Ainsi, le ministère burundais de commerce se substitue à la brasserie Heineken qui, seule détient le droit d’autoriser les distributeurs de son produit. «A priori, il faut reconnaître que le pouvoir de Bujumbura détient le droit absolu d’approuver et contrôler les produits qui entrent sur le territoire national, cependant, il ne peut en aucun cas se substituer aux fabricants pour désigner un distributeur d’un produit dont il ne détient ni la licence de production et ni le droit d’exploitation» déclare un expert du droit commercial qui a requis l’anonymat.

Des informations selon lesquelles la société serait un vassal pour les généraux et puissants politiciens du CNDD-FDD qui veulent monopoliser la commercialisation de ce qui est considéré comme une bière de luxe circulent depuis l’annonce de cette mesure.

L’Observatoire de Lutte Contre les Malversations Economiques(OLUCOME) dénonce cette attribution des droits de commercialisation exclusive et déloyale de la bière Heineken. « L’octroi de ce marché est contre toutes les lois du Burundi, les conventions internationales ainsi que les principes du commerce équitable et loyal », précise Gabriel Rufyiri président de cette organisation.

Pour ce cas, l’OLUCOME exhorte les sociétés BRARUDI, Heineken mais aussi la chambre de commerce et de l’industrie du Burundi de dire « NON » à cet octroi de ce monopole qui typifie une économie construite sur des pratiques corrompues.
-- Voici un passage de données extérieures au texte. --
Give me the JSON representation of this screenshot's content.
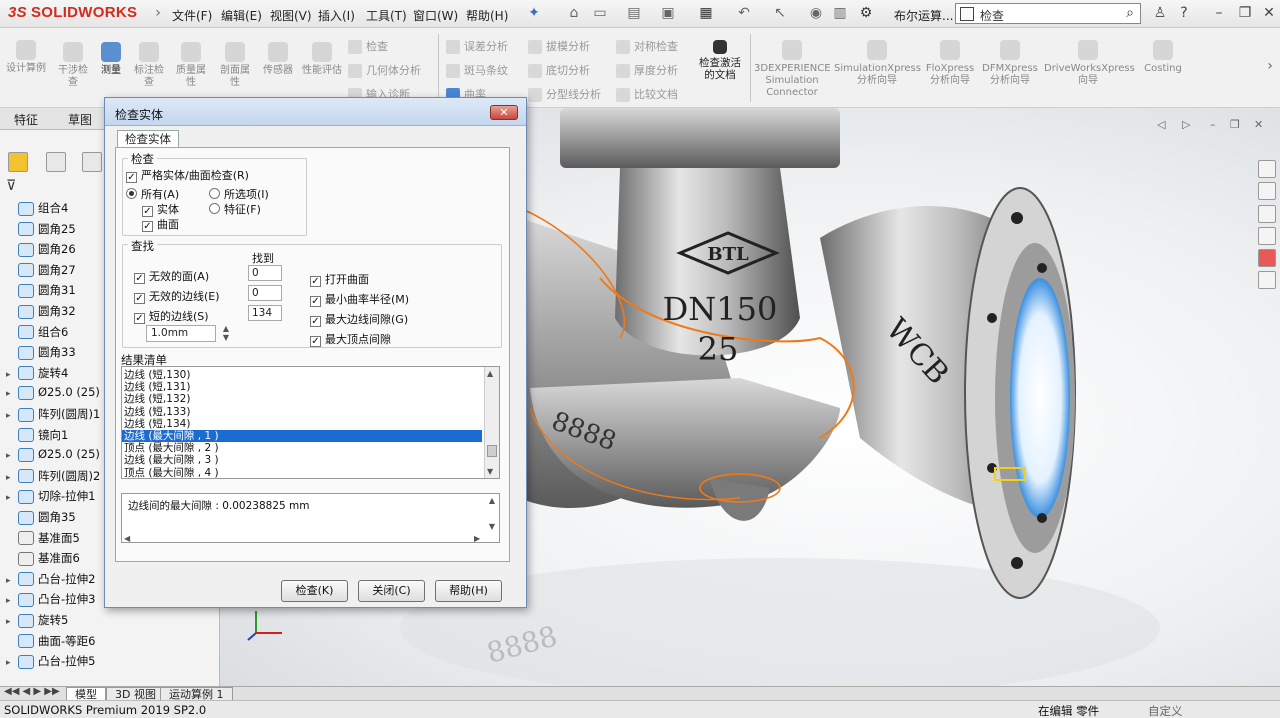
{
  "app": {
    "logo": "SOLIDWORKS",
    "logo_prefix": "3S",
    "menus": [
      "文件(F)",
      "编辑(E)",
      "视图(V)",
      "插入(I)",
      "工具(T)",
      "窗口(W)",
      "帮助(H)"
    ],
    "doc_title": "布尔运算...",
    "search_placeholder": "检查"
  },
  "commandbar": {
    "big_left": [
      "设计算例",
      "干涉检查",
      "测量",
      "标注检查",
      "质量属性",
      "剖面属性",
      "传感器",
      "性能评估"
    ],
    "col1": [
      "检查",
      "几何体分析",
      "输入诊断"
    ],
    "col2": [
      "误差分析",
      "斑马条纹",
      "曲率"
    ],
    "col3": [
      "拔模分析",
      "底切分析",
      "分型线分析"
    ],
    "col4": [
      "对称检查",
      "厚度分析",
      "比较文档"
    ],
    "check_active": "检查激活的文档",
    "right_tools": [
      "3DEXPERIENCE Simulation Connector",
      "SimulationXpress 分析向导",
      "FloXpress 分析向导",
      "DFMXpress 分析向导",
      "DriveWorksXpress 向导",
      "Costing"
    ]
  },
  "featuremanager": {
    "tabs": [
      "特征",
      "草图"
    ],
    "items": [
      {
        "label": "组合4",
        "icon": "body-icon"
      },
      {
        "label": "圆角25",
        "icon": "fillet-icon"
      },
      {
        "label": "圆角26",
        "icon": "fillet-icon"
      },
      {
        "label": "圆角27",
        "icon": "fillet-icon"
      },
      {
        "label": "圆角31",
        "icon": "fillet-icon"
      },
      {
        "label": "圆角32",
        "icon": "fillet-icon"
      },
      {
        "label": "组合6",
        "icon": "body-icon"
      },
      {
        "label": "圆角33",
        "icon": "fillet-icon"
      },
      {
        "label": "旋转4",
        "icon": "revolve-icon"
      },
      {
        "label": "Ø25.0 (25)",
        "icon": "hole-icon"
      },
      {
        "label": "阵列(圆周)1",
        "icon": "pattern-icon"
      },
      {
        "label": "镜向1",
        "icon": "mirror-icon"
      },
      {
        "label": "Ø25.0 (25)",
        "icon": "hole-icon"
      },
      {
        "label": "阵列(圆周)2",
        "icon": "pattern-icon"
      },
      {
        "label": "切除-拉伸1",
        "icon": "cut-icon"
      },
      {
        "label": "圆角35",
        "icon": "fillet-icon"
      },
      {
        "label": "基准面5",
        "icon": "plane-icon"
      },
      {
        "label": "基准面6",
        "icon": "plane-icon"
      },
      {
        "label": "凸台-拉伸2",
        "icon": "boss-icon"
      },
      {
        "label": "凸台-拉伸3",
        "icon": "boss-icon"
      },
      {
        "label": "旋转5",
        "icon": "revolve-icon"
      },
      {
        "label": "曲面-等距6",
        "icon": "surface-icon"
      },
      {
        "label": "凸台-拉伸5",
        "icon": "boss-icon"
      }
    ]
  },
  "dialog": {
    "title": "检查实体",
    "tab": "检查实体",
    "check_group": "检查",
    "strict": "严格实体/曲面检查(R)",
    "all": "所有(A)",
    "selected": "所选项(I)",
    "solid": "实体",
    "feature": "特征(F)",
    "surface": "曲面",
    "find_group": "查找",
    "found_header": "找到",
    "find_rows": [
      {
        "label": "无效的面(A)",
        "count": "0"
      },
      {
        "label": "无效的边线(E)",
        "count": "0"
      },
      {
        "label": "短的边线(S)",
        "count": "134"
      }
    ],
    "short_edge_value": "1.0mm",
    "right_checks": [
      "打开曲面",
      "最小曲率半径(M)",
      "最大边线间隙(G)",
      "最大顶点间隙"
    ],
    "results_title": "结果清单",
    "results": [
      "边线 (短,130)",
      "边线 (短,131)",
      "边线 (短,132)",
      "边线 (短,133)",
      "边线 (短,134)",
      "边线 (最大间隙 , 1 )",
      "顶点 (最大间隙 , 2 )",
      "边线 (最大间隙 , 3 )",
      "顶点 (最大间隙 , 4 )"
    ],
    "selected_index": 5,
    "detail": "边线间的最大间隙 : 0.00238825 mm",
    "buttons": {
      "check": "检查(K)",
      "close": "关闭(C)",
      "help": "帮助(H)"
    }
  },
  "model_text": {
    "brand": "BTL",
    "size": "DN150",
    "pressure": "25",
    "material": "WCB",
    "cast_number": "8888"
  },
  "bottom_tabs": [
    "模型",
    "3D 视图",
    "运动算例 1"
  ],
  "status": {
    "product": "SOLIDWORKS Premium 2019 SP2.0",
    "mode": "在编辑 零件",
    "custom": "自定义"
  },
  "colors": {
    "selection": "#1c6bd1",
    "highlight_edge": "#f07a1a",
    "brand_red": "#d42b1e"
  }
}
En plus, l’OLUCOME compte écrire une correspondance aux intervenants dans le commerce intérieur et extérieur de la bière Heineken pour forcer le ministère de tutelle de revenir sur cette décision abusive.

Depuis le gel des aides internationales qui représentaient plus de la moitié des revenus du pays, une poignée de gens influents au sein du système du pouvoir en place se sont rabattus dans la commercialisation des produis qui se vendent à grande échelle notamment la bière et les produits pétroliers.

Le monopole de ces derniers s’opère dans sous l’œil complaisant des autorités. Malgré ces pratiques mafieuses qui handicapent l’économie du pays, les deux chambres du parlement burundais n’ont jamais manifesté la volonté d’attaquer le mal dans ses racines.

Selon le rapport de 2018 sur le Bonheur mondial (Worlrd Happiness Repport) le Burundi est le plus malheureux du monde comme en 2015 et 2016. Noter aussi qu’il est le pays le plus pauvre du monde de par son Produit Intérieur Brute (PIB).